Senator Jim Gaughran said, "September 11th was one of the darkest days in our nation's history. An untold number of brave non-uniformed first responders rushed to Ground Zero to assist recovery and clean-up efforts. Now, they are suffering from serious illnesses and desperately need our help. Non-uniformed first responders performed the same work as uniformed responders, working alongside each other for months during the cleanup and deserve the same protections and benefits. I thank Governor Cuomo for signing this law to correct this loophole and give these heroes the dignity and help they deserve."
Senator Joseph P. Addabbo, Jr., said, "I am grateful for Governor Cuomo's approval of my 9/11 observance bill. I am hopeful that this new law will mean that the significance of the tragic events of September 11th, whether it be the loss of loved ones or the largest rescue operation our nation ever witnessed, will be forever acknowledged by school students too young to have witnessed this life-changing day."

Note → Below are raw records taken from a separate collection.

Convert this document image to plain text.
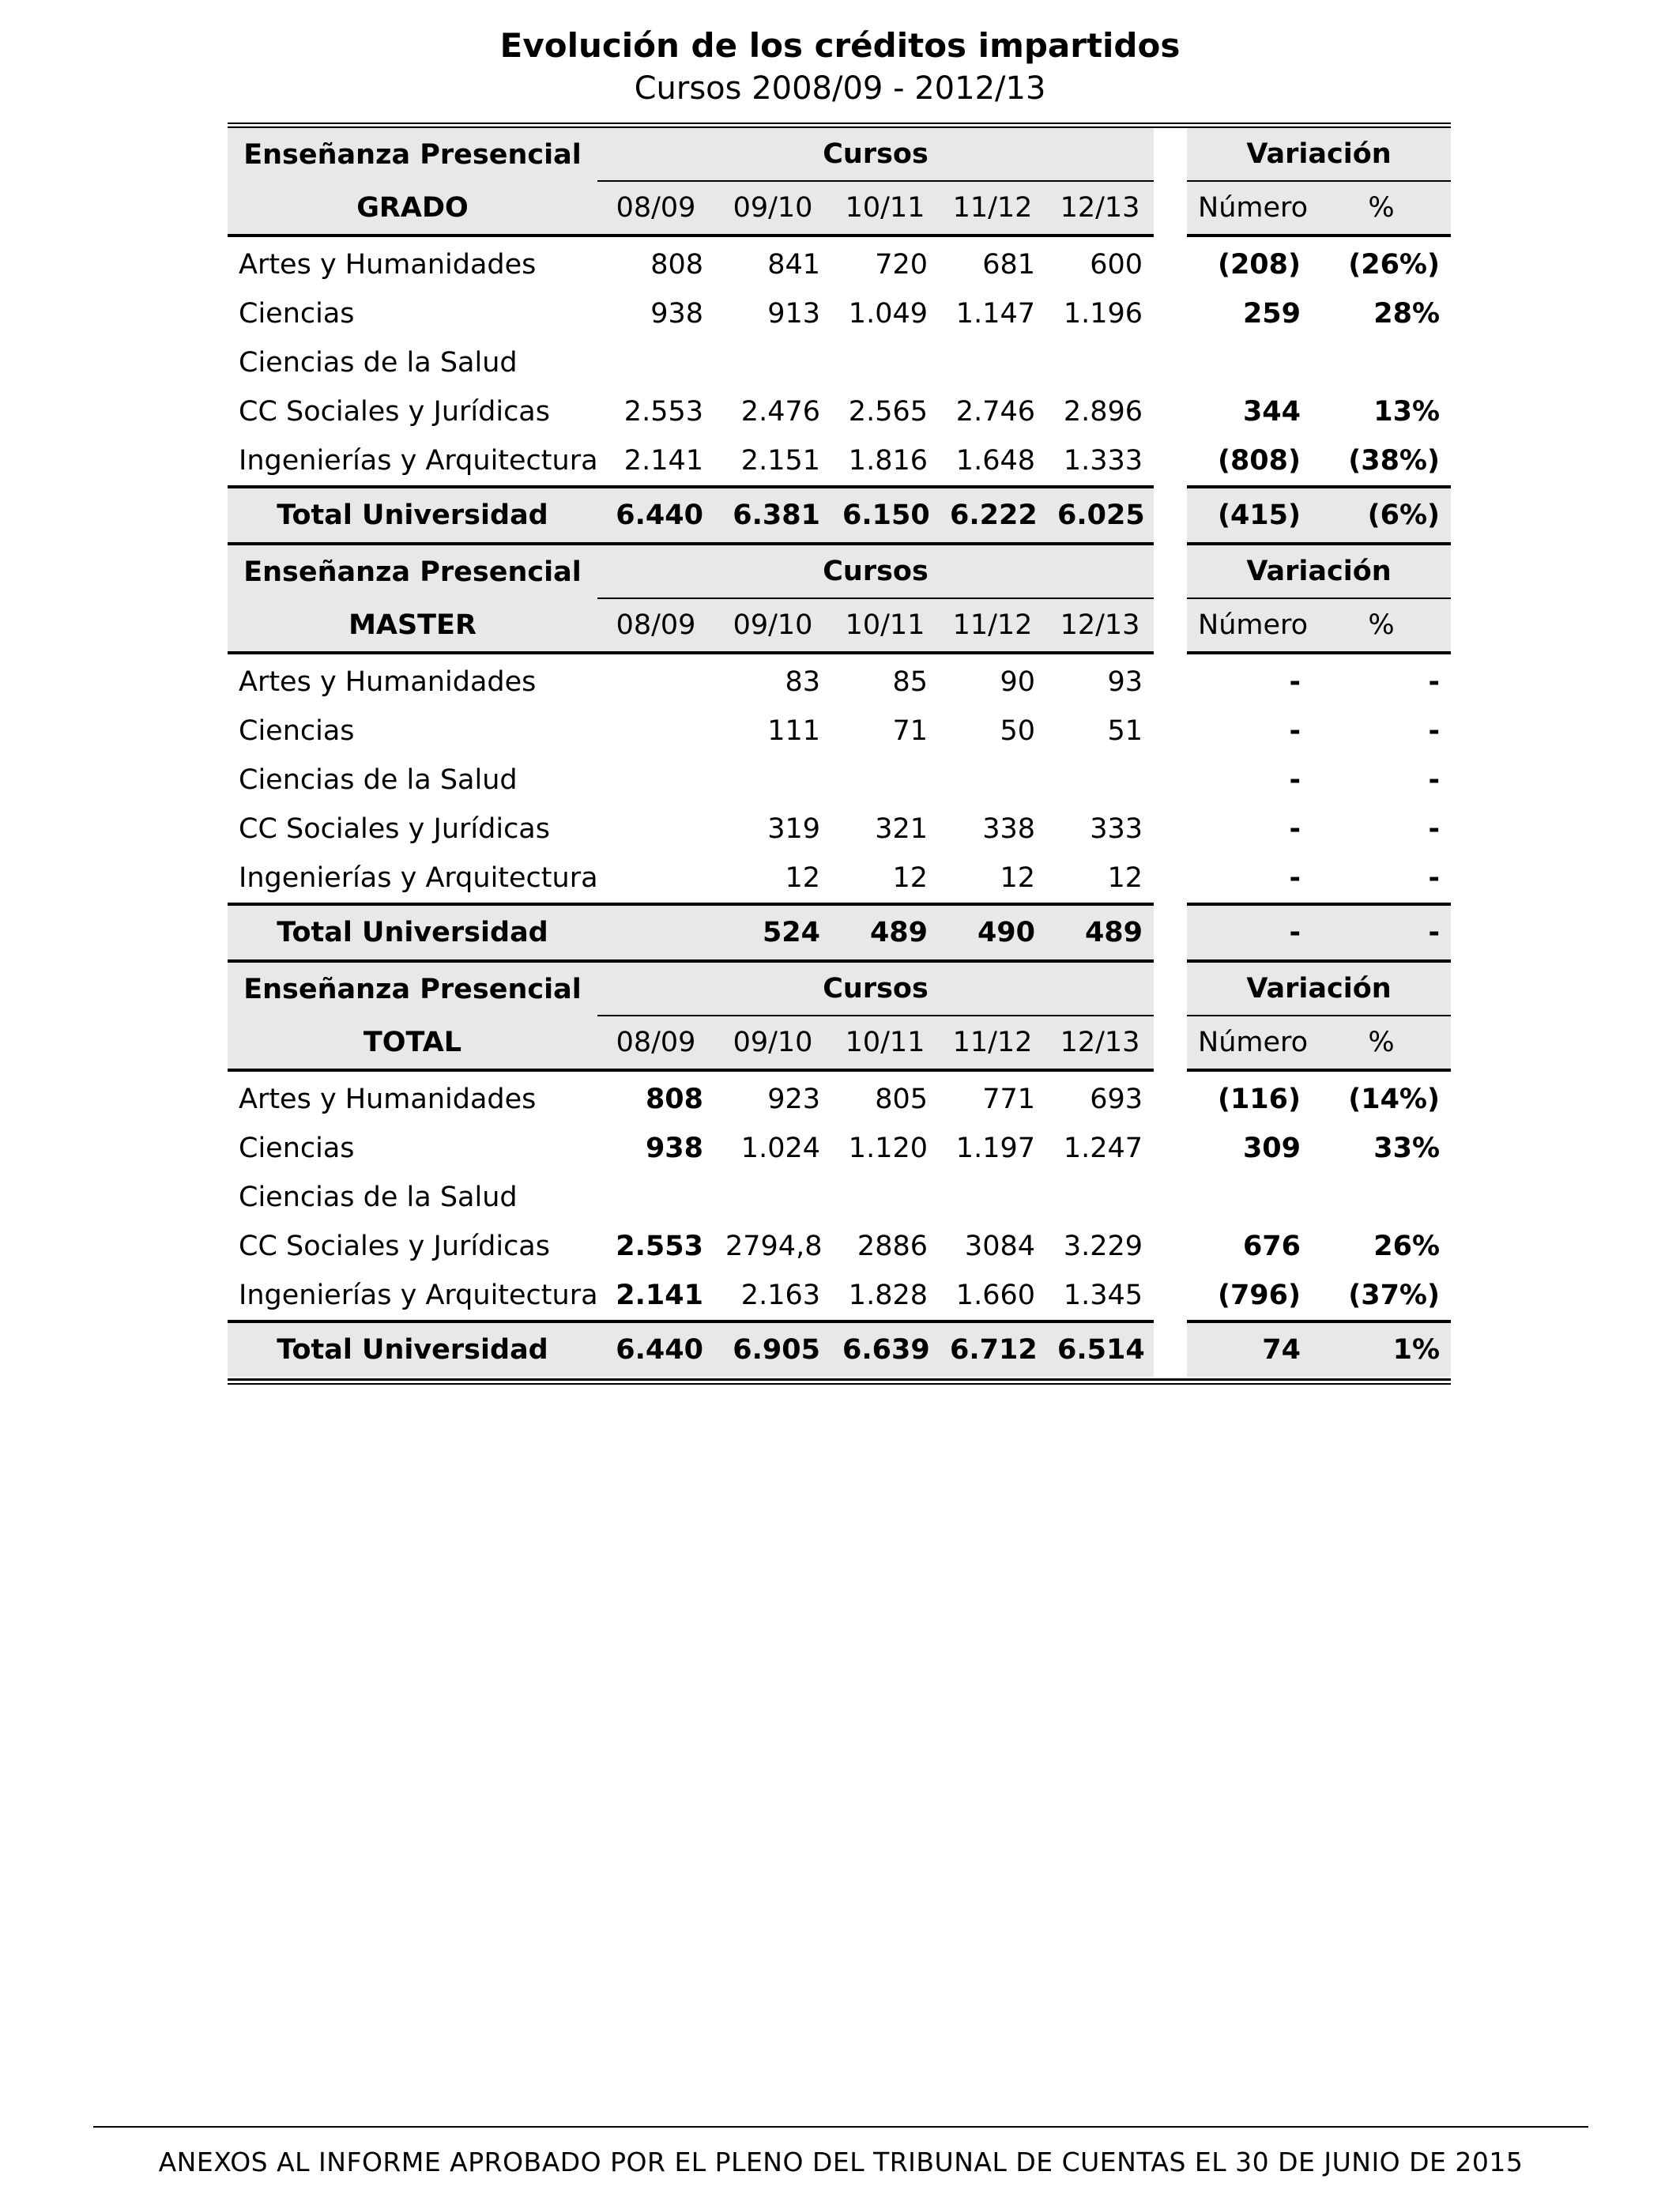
Evolución de los créditos impartidos
Cursos 2008/09 - 2012/13
Enseñanza Presencial	Cursos						Variación	
GRADO	08/09	09/10	10/11	11/12	12/13		Número	%
Artes y Humanidades	808	841	720	681	600		(208)	(26%)
Ciencias	938	913	1.049	1.147	1.196		259	28%
Ciencias de la Salud								
CC Sociales y Jurídicas	2.553	2.476	2.565	2.746	2.896		344	13%
Ingenierías y Arquitectura	2.141	2.151	1.816	1.648	1.333		(808)	(38%)
Total Universidad	6.440	6.381	6.150	6.222	6.025		(415)	(6%)
Enseñanza Presencial	Cursos						Variación	
MASTER	08/09	09/10	10/11	11/12	12/13		Número	%
Artes y Humanidades		83	85	90	93		-	-
Ciencias		111	71	50	51		-	-
Ciencias de la Salud							-	-
CC Sociales y Jurídicas		319	321	338	333		-	-
Ingenierías y Arquitectura		12	12	12	12		-	-
Total Universidad		524	489	490	489		-	-
Enseñanza Presencial	Cursos						Variación	
TOTAL	08/09	09/10	10/11	11/12	12/13		Número	%
Artes y Humanidades	808	923	805	771	693		(116)	(14%)
Ciencias	938	1.024	1.120	1.197	1.247		309	33%
Ciencias de la Salud								
CC Sociales y Jurídicas	2.553	2794,8	2886	3084	3.229		676	26%
Ingenierías y Arquitectura	2.141	2.163	1.828	1.660	1.345		(796)	(37%)
Total Universidad	6.440	6.905	6.639	6.712	6.514		74	1%
ANEXOS AL INFORME APROBADO POR EL PLENO DEL TRIBUNAL DE CUENTAS EL 30 DE JUNIO DE 2015
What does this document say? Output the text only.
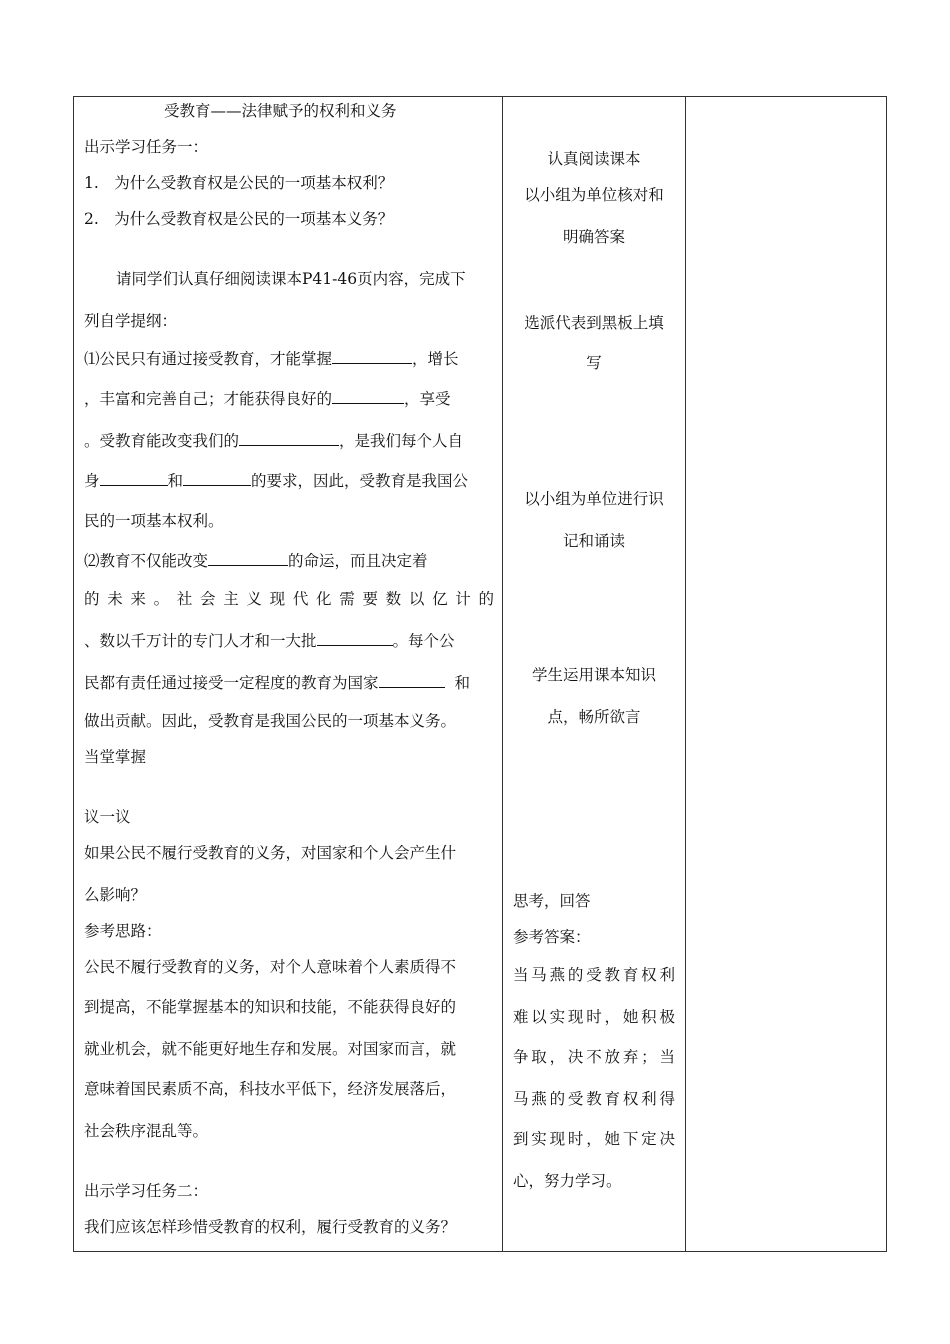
受教育——法律赋予的权利和义务
出示学习任务一：
1.　为什么受教育权是公民的一项基本权利？
2.　为什么受教育权是公民的一项基本义务？
请同学们认真仔细阅读课本P41-46页内容，完成下
列自学提纲：
⑴公民只有通过接受教育，才能掌握	，增长
，丰富和完善自己；才能获得良好的	，享受
。受教育能改变我们的	，是我们每个人自
身	和	的要求，因此，受教育是我国公
民的一项基本权利。
⑵教育不仅能改变	的命运，而且决定着
的未来。社会主义现代化需要数以亿计的
、数以千万计的专门人才和一大批	。每个公
民都有责任通过接受一定程度的教育为国家	和
做出贡献。因此，受教育是我国公民的一项基本义务。
当堂掌握
议一议
如果公民不履行受教育的义务，对国家和个人会产生什
么影响？
参考思路：
公民不履行受教育的义务，对个人意味着个人素质得不
到提高，不能掌握基本的知识和技能，不能获得良好的
就业机会，就不能更好地生存和发展。对国家而言，就
意味着国民素质不高，科技水平低下，经济发展落后，
社会秩序混乱等。
出示学习任务二：
我们应该怎样珍惜受教育的权利，履行受教育的义务？
认真阅读课本
以小组为单位核对和
明确答案
选派代表到黑板上填
写
以小组为单位进行识
记和诵读
学生运用课本知识
点，畅所欲言
思考，回答
参考答案：
当马燕的受教育权利
难以实现时，她积极
争取，决不放弃；当
马燕的受教育权利得
到实现时，她下定决
心，努力学习。
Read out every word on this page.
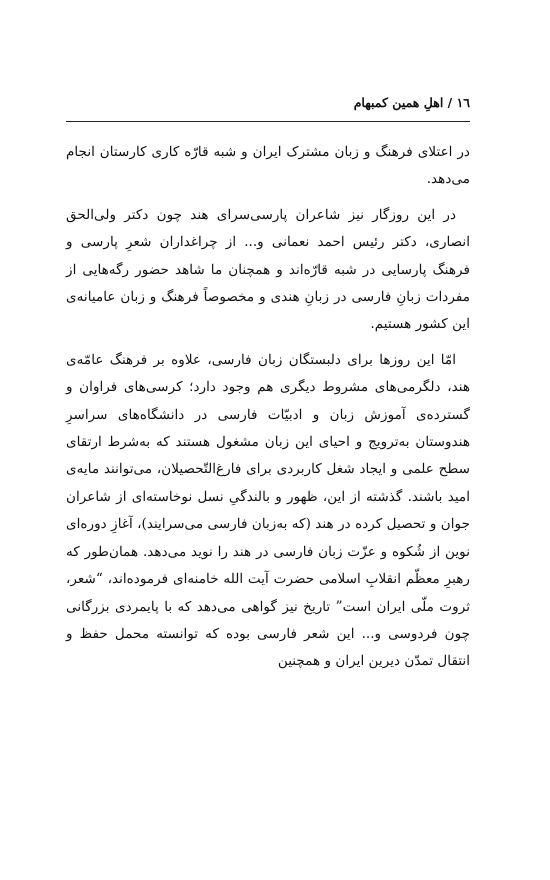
١٦ / اهلِ همین کمبهام

در اعتلای فرهنگ و زبان مشترک ایران و شبه قارّه کاری کارستان انجام می‌دهد.

در این روزگار نیز شاعران پارسی‌سرای هند چون دکتر ولی‌الحق انصاری، دکتر رئیس احمد نعمانی و... از چراغداران شعرِ پارسی و فرهنگ پارسایی در شبه قارّه‌اند و همچنان ما شاهد حضور رگه‌هایی از مفردات زبانِ فارسی در زبانِ هندی و مخصوصاً فرهنگ و زبان عامیانه‌ی این کشور هستیم.

امّا این روزها برای دلبستگان زبان فارسی، علاوه بر فرهنگ عامّه‌ی هند، دلگرمی‌های مشروط دیگری هم وجود دارد؛ کرسی‌های فراوان و گسترده‌ی آموزش زبان و ادبیّات فارسی در دانشگاه‌های سراسرِ هندوستان به‌ترویج و احیای این زبان مشغول هستند که به‌شرط ارتقای سطح علمی و ایجاد شغل کاربردی برای فارغ‌التّحصیلان، می‌توانند مایه‌ی امید باشند. گذشته از این، ظهور و بالندگیِ نسل نوخاسته‌ای از شاعران جوان و تحصیل کرده در هند (که به‌زبان فارسی می‌سرایند)، آغازِ دوره‌ای نوین از شُکوه و عزّت زبان فارسی در هند را نوید می‌دهد. همان‌طور که رهبرِ معظّم انقلابِ اسلامی حضرت آیت الله خامنه‌ای فرموده‌اند، “شعر، ثروت ملّی ایران است” تاریخ نیز گواهی می‌دهد که با پایمردی بزرگانی چون فردوسی و... این شعر فارسی بوده که توانسته محمل حفظ و انتقال تمدّن دیرین ایران و همچنین
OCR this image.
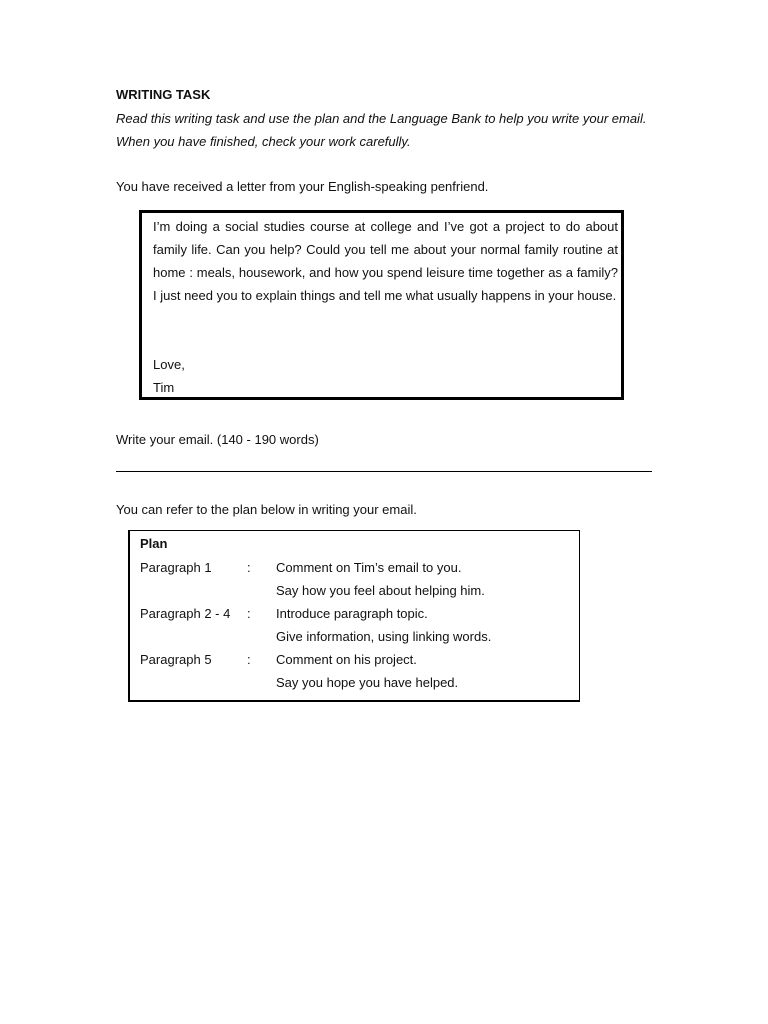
WRITING TASK
Read this writing task and use the plan and the Language Bank to help you write your email. When you have finished, check your work carefully.
You have received a letter from your English-speaking penfriend.
I’m doing a social studies course at college and I’ve got a project to do about family life. Can you help? Could you tell me about your normal family routine at home : meals, housework, and how you spend leisure time together as a family? I just need you to explain things and tell me what usually happens in your house.
Love,
Tim
Write your email. (140 - 190 words)
You can refer to the plan below in writing your email.
Plan
Paragraph 1	: Comment on Tim’s email to you.
Say how you feel about helping him.
Paragraph 2 - 4 : Introduce paragraph topic.
Give information, using linking words.
Paragraph 5	: Comment on his project.
Say you hope you have helped.
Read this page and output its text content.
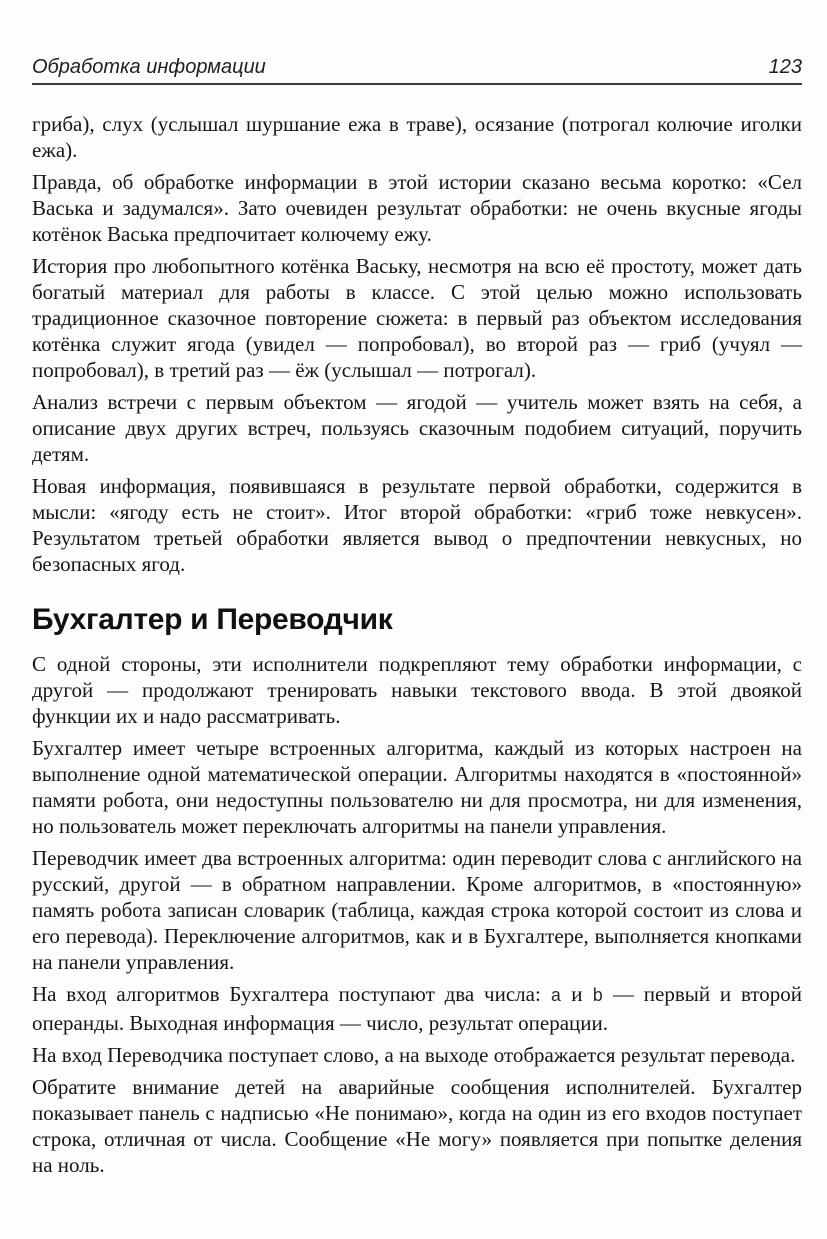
Обработка информации	123

гриба), слух (услышал шуршание ежа в траве), осязание (потрогал колючие иголки ежа).

Правда, об обработке информации в этой истории сказано весьма коротко: «Сел Васька и задумался». Зато очевиден результат обработки: не очень вкусные ягоды котёнок Васька предпочитает колючему ежу.

История про любопытного котёнка Ваську, несмотря на всю её простоту, может дать богатый материал для работы в классе. С этой целью можно использовать традиционное сказочное повторение сюжета: в первый раз объектом исследования котёнка служит ягода (увидел — попробовал), во второй раз — гриб (учуял — попробовал), в третий раз — ёж (услышал — потрогал).

Анализ встречи с первым объектом — ягодой — учитель может взять на себя, а описание двух других встреч, пользуясь сказочным подобием ситуаций, поручить детям.

Новая информация, появившаяся в результате первой обработки, содержится в мысли: «ягоду есть не стоит». Итог второй обработки: «гриб тоже невкусен». Результатом третьей обработки является вывод о предпочтении невкусных, но безопасных ягод.

Бухгалтер и Переводчик

С одной стороны, эти исполнители подкрепляют тему обработки информации, с другой — продолжают тренировать навыки текстового ввода. В этой двоякой функции их и надо рассматривать.

Бухгалтер имеет четыре встроенных алгоритма, каждый из которых настроен на выполнение одной математической операции. Алгоритмы находятся в «постоянной» памяти робота, они недоступны пользователю ни для просмотра, ни для изменения, но пользователь может переключать алгоритмы на панели управления.

Переводчик имеет два встроенных алгоритма: один переводит слова с английского на русский, другой — в обратном направлении. Кроме алгоритмов, в «постоянную» память робота записан словарик (таблица, каждая строка которой состоит из слова и его перевода). Переключение алгоритмов, как и в Бухгалтере, выполняется кнопками на панели управления.

На вход алгоритмов Бухгалтера поступают два числа: a и b — первый и второй операнды. Выходная информация — число, результат операции.

На вход Переводчика поступает слово, а на выходе отображается результат перевода.

Обратите внимание детей на аварийные сообщения исполнителей. Бухгалтер показывает панель с надписью «Не понимаю», когда на один из его входов поступает строка, отличная от числа. Сообщение «Не могу» появляется при попытке деления на ноль.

Assembly Member Stacey Pheffer Amato said, "The terrorist attacks of September 11, 2001, were a defining moment in the history of New York City, State, and the entire country. The tremendous loss caused by this unspeakable act was most acutely felt by the many citizens of our great state and city. There are no words to describe what these laws will do for our heroes and their families. Southern Queens and Rockaway faced an enormous loss of life following 9/11, and I believe that it is our responsibility to protect those that bravely and unselfishly protected us, and these laws accomplish just that. Thank you to all the first responders, unions, and advocacy groups for their tireless work, especially Governor Andrew Cuomo for signing this bill into law- without your help this would not have been possible."
Assembly Member Peter J. Abbate said, "Since September 11, 2001, I have worked with the Federal, City and State administrations to help provide benefits for those who perished on that day and all those who worked for months at the site. I am pleased to see that each of the branches of government has not forgotten the sacrifices made on that day and the months after. This legislation along with State and Federal efforts will show our mutual commitment to all the survivors and their families."
Assembly Member David I. Weprin said, "Our brave public employees responded to the tragedy on 9/11 and put their own lives at risk to help their fellow New Yorkers. This bill ensures that our state will take care of these workers just like they took care of us 18 years ago by granting them the full 75% disability benefit that they deserve. I thank Governor Andrew M. Cuomo for being a strong advocate for the victims of the 9/11 attacks and signing lifesaving bill on this infamous day in our history."
Assembly Member Karines Reyes said, "Our first responders are real life superheroes, however they are not invincible. Some are just being diagnosed with cancer related to their occupation, even in retirement. This is why the cancer five-year lookback bill is so important. I thank the Governor for signing this bill into law today. New York is giving our fire fighters and fire officers the ability to continue accessing healthcare when they need it the most."
On exhibit at the Javits Center today are several artifacts from the New York State Museum's September 11th collection. The State Museum is among the largest repositories of artifacts collected and preserved in New York after the attacks of September 11, 2001. Artifacts on exhibit include: a Port Authority Police Department Jeep, a door from an NYPD vehicle and an FDNY vehicle, a United States flag from FDNY Engine 6 and an aluminum façade fragment from the World Trade Center. All artifacts were collected in the months following September 11th.